Lisez plutôt: «Nous devons convaincre la Commission européenne de notre sérieux», avouait un proche conseiller de Jean-Marc Ayrault. Jadis, on voulait rassurer Billancourt ; aujourd’hui c’est Standard & Poor’s qu’on ne veut plus désespérer. Restait à Pierre Moscovici de mettre ça en forme: «Ce qui importe pour moi, c’est que la réduction du déficit nominal procède de celle du déficit structurel et pas l’inverse.» On appréciera au passage la sémantique novlanguesque. Hier, Ayrault assurait mener une «politique de gauche» pas «de l’incantation». Mais, samedi dernier, avant le conseil national du PS, il affirmait: «Il n’y a pas d’alternative à notre politique.» Soyons cruels: ça ne vous rappellerait par hasard la prière libérale de Margaret Thatcher, «There is no alternative»? Curieux pied de nez auquel est venue se mêler Angela Merkel. Elle a souhaité, mercredi, le «succès» de la France pour réduire ses déficits. Vous avez voté Hollande ou Merkel au second tour de la présidentielle?
Rassurons-nous. À entendre MM. Hollande, Ayrault et Moscovici – il y a quelques semaines nous aurions pu rajouter Cahuzac –, il ne s’agit en aucun cas d’une politique d’austérité. Selon eux, leurs choix depuis onze mois permettent au contraire «d’éviter l’austérité». Au-delà de la supercherie, vérifions le sens exact. Définition du mot «austérité» appliquée à l’économie, lue dans le Larousse 2013: «Visant à limiter les dépenses…» Que ces messieurs s’inspirent vite de Camus: «Mal nommer les choses, c’est ajouter du malheur au monde.» Or le malheur en question enfonce les portes. Le FMI et l’OFCE viennent d’annoncer que la France était en récession. Nous y sommes…

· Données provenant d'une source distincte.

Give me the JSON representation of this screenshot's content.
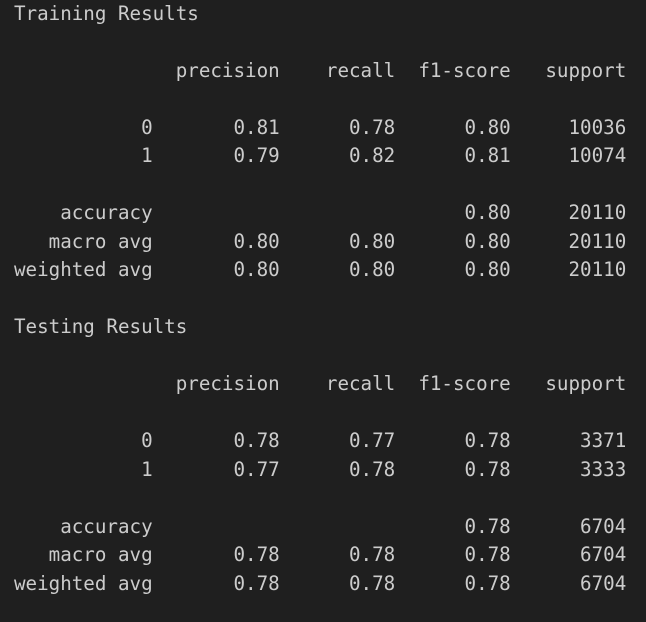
{
  "training": {
    "title": "Training Results",
    "header": [
      "precision",
      "recall",
      "f1-score",
      "support"
    ],
    "rows": [
      {
        "label": "0",
        "precision": "0.81",
        "recall": "0.78",
        "f1": "0.80",
        "support": "10036"
      },
      {
        "label": "1",
        "precision": "0.79",
        "recall": "0.82",
        "f1": "0.81",
        "support": "10074"
      }
    ],
    "accuracy": {
      "label": "accuracy",
      "precision": "",
      "recall": "",
      "f1": "0.80",
      "support": "20110"
    },
    "macro": {
      "label": "macro avg",
      "precision": "0.80",
      "recall": "0.80",
      "f1": "0.80",
      "support": "20110"
    },
    "weighted": {
      "label": "weighted avg",
      "precision": "0.80",
      "recall": "0.80",
      "f1": "0.80",
      "support": "20110"
    }
  },
  "testing": {
    "title": "Testing Results",
    "header": [
      "precision",
      "recall",
      "f1-score",
      "support"
    ],
    "rows": [
      {
        "label": "0",
        "precision": "0.78",
        "recall": "0.77",
        "f1": "0.78",
        "support": "3371"
      },
      {
        "label": "1",
        "precision": "0.77",
        "recall": "0.78",
        "f1": "0.78",
        "support": "3333"
      }
    ],
    "accuracy": {
      "label": "accuracy",
      "precision": "",
      "recall": "",
      "f1": "0.78",
      "support": "6704"
    },
    "macro": {
      "label": "macro avg",
      "precision": "0.78",
      "recall": "0.78",
      "f1": "0.78",
      "support": "6704"
    },
    "weighted": {
      "label": "weighted avg",
      "precision": "0.78",
      "recall": "0.78",
      "f1": "0.78",
      "support": "6704"
    }
  }
}
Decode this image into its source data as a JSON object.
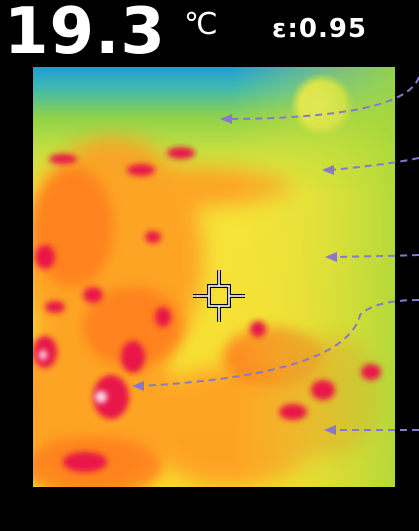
{
  "temperature": {
    "value": "19.3",
    "unit": "℃"
  },
  "emissivity": {
    "text": "ε:0.95"
  },
  "crosshair_icon": "crosshair-icon",
  "palette": {
    "hot": "#e8144a",
    "warm": "#ff7a1a",
    "mid": "#ffd21a",
    "cool": "#9ed62a",
    "cold": "#2aa6d6",
    "annotation": "#8877cc"
  }
}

Après l’administration Obama, qui conseille à l’Europe de penser un peu «à la relance» (on croit rêver), l’OFCE s’inquiète d’une zone euro qui boit «le calice de l’austérité jusqu’à la lie». À défaut d’entendre les héritiers du Temps des cerises, nos gouvernants écouteront peut-être ceux qui les ont poussés dans la nouvelle religion de la finance. C’est même urgent. Car, pendant ce temps-là, l’espérance de vie en bonne santé, qui progresse depuis la Seconde Guerre mondiale, stagne en Europe, selon une étude qui évoque «un indicateur important des politiques européennes». Faut-il une meilleure preuve que les logiques austéritaires conduisent au pire?
[EDITORIAL publié dans l'Humanité du 18 avril 2013.]
1 commentaire:
Admirable démonstration, rien à ajouter - bravo.